Greffière, lors des débats : Madame Sonia JHALLI
ARRÊT :
- contradictoire
- par mise à disposition de l'arrêt au greffe de la Cour, les parties en ayant été préalablement avisées dans les conditions prévues au deuxième alinéa de l'article 450 du code de procédure civile.
- signé par Madame Christine SIMON-ROSSENTHAL, Présidente de chambre et par Madame Sonia JHALLI, greffière, présente lors de la mise à disposition.
EXPOSÉ DES FAITS ET DE LA PROCÉDURE
Par un testament en date du 10 juillet 2001, M. [E] [R], médecin, a institué M. [J] [I], son notaire, légataire universel de ses biens.

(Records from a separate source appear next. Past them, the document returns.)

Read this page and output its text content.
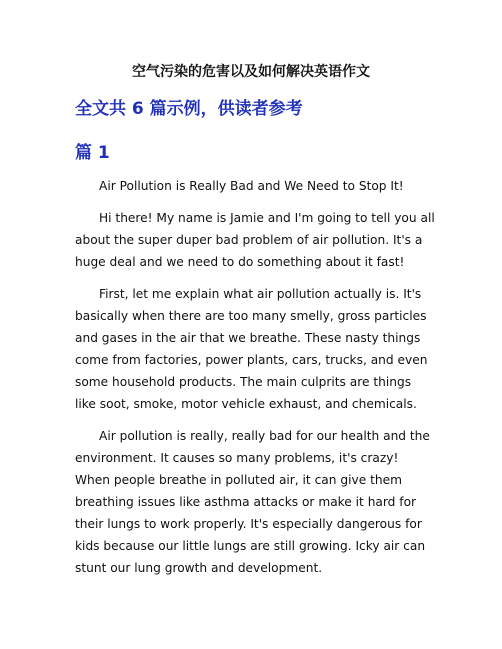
空气污染的危害以及如何解决英语作文
全文共 6 篇示例，供读者参考
篇 1

Air Pollution is Really Bad and We Need to Stop It!

Hi there! My name is Jamie and I'm going to tell you all about the super duper bad problem of air pollution. It's a huge deal and we need to do something about it fast!

First, let me explain what air pollution actually is. It's basically when there are too many smelly, gross particles and gases in the air that we breathe. These nasty things come from factories, power plants, cars, trucks, and even some household products. The main culprits are things like soot, smoke, motor vehicle exhaust, and chemicals.

Air pollution is really, really bad for our health and the environment. It causes so many problems, it's crazy! When people breathe in polluted air, it can give them breathing issues like asthma attacks or make it hard for their lungs to work properly. It's especially dangerous for kids because our little lungs are still growing. Icky air can stunt our lung growth and development.
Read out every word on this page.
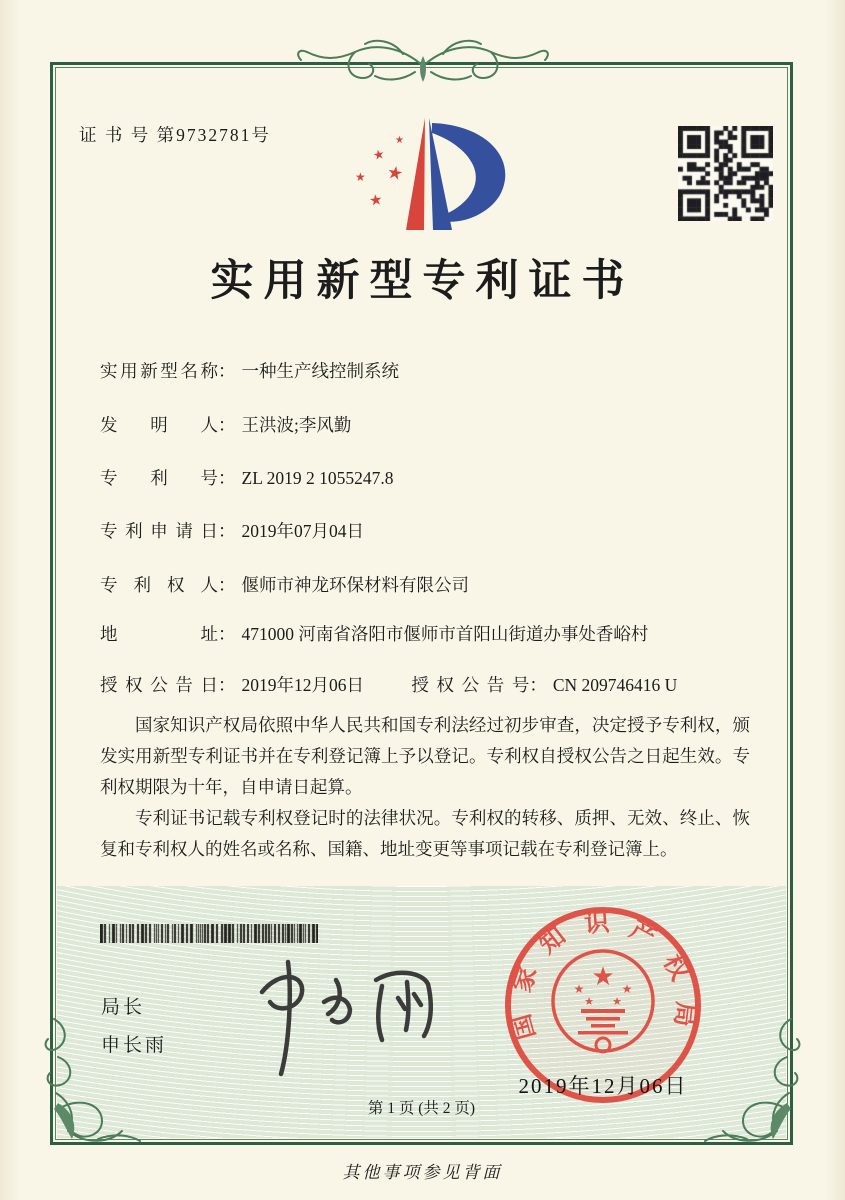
证 书 号 第9732781号	★
★
★
★
★
实用新型专利证书
实用新型名称： 一种生产线控制系统
发明人： 王洪波;李风勤
专利号： ZL 2019 2 1055247.8
专利申请日： 2019年07月04日
专利权人： 偃师市神龙环保材料有限公司
地址： 471000 河南省洛阳市偃师市首阳山街道办事处香峪村
授权公告日： 2019年12月06日	授权公告号： CN 209746416 U

国家知识产权局依照中华人民共和国专利法经过初步审查，决定授予专利权，颁发实用新型专利证书并在专利登记簿上予以登记。专利权自授权公告之日起生效。专利权期限为十年，自申请日起算。

专利证书记载专利权登记时的法律状况。专利权的转移、质押、无效、终止、恢复和专利权人的姓名或名称、国籍、地址变更等事项记载在专利登记簿上。

局长
申长雨
国家知识产权局
★
★	★
★ ★
2019年12月06日
第 1 页 (共 2 页)
其他事项参见背面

M. [R] est décédé le [Date décès 4] 2004. Par ordonnance rendue par le président du tribunal de grande instance de Paris en date du 21 juin 2004, M. [I] a été envoyé en possession du legs universel.
Le 3 août 2004, en qualité de légataire universel, M. [I] a déposé une déclaration de succession auprès de l'administration fiscale. A l'actif de la succession étaient mentionnés divers lots de copropriété situés à [Localité 13]. Les droits de succession s'élevaient sur ces lots à la somme de 144 000 euros.
Le 3 août 2006, une procédure de rectification a été engagée, aboutissant à un rappel de droits de 57 600 euros outre 9 187 euros d'intérêts de retard concernant lesdits lots.
En 2014, à la suite d'une plainte déposée par la curatrice d'un majeur protégé, M. [I] a été mis en examen pour des faits d'abus de confiance, de recel, d'escroquerie, de blanchiment et d'abus de faiblesse dans une instruction qui a été ouverte auprès du tribunal de grande instance de Paris.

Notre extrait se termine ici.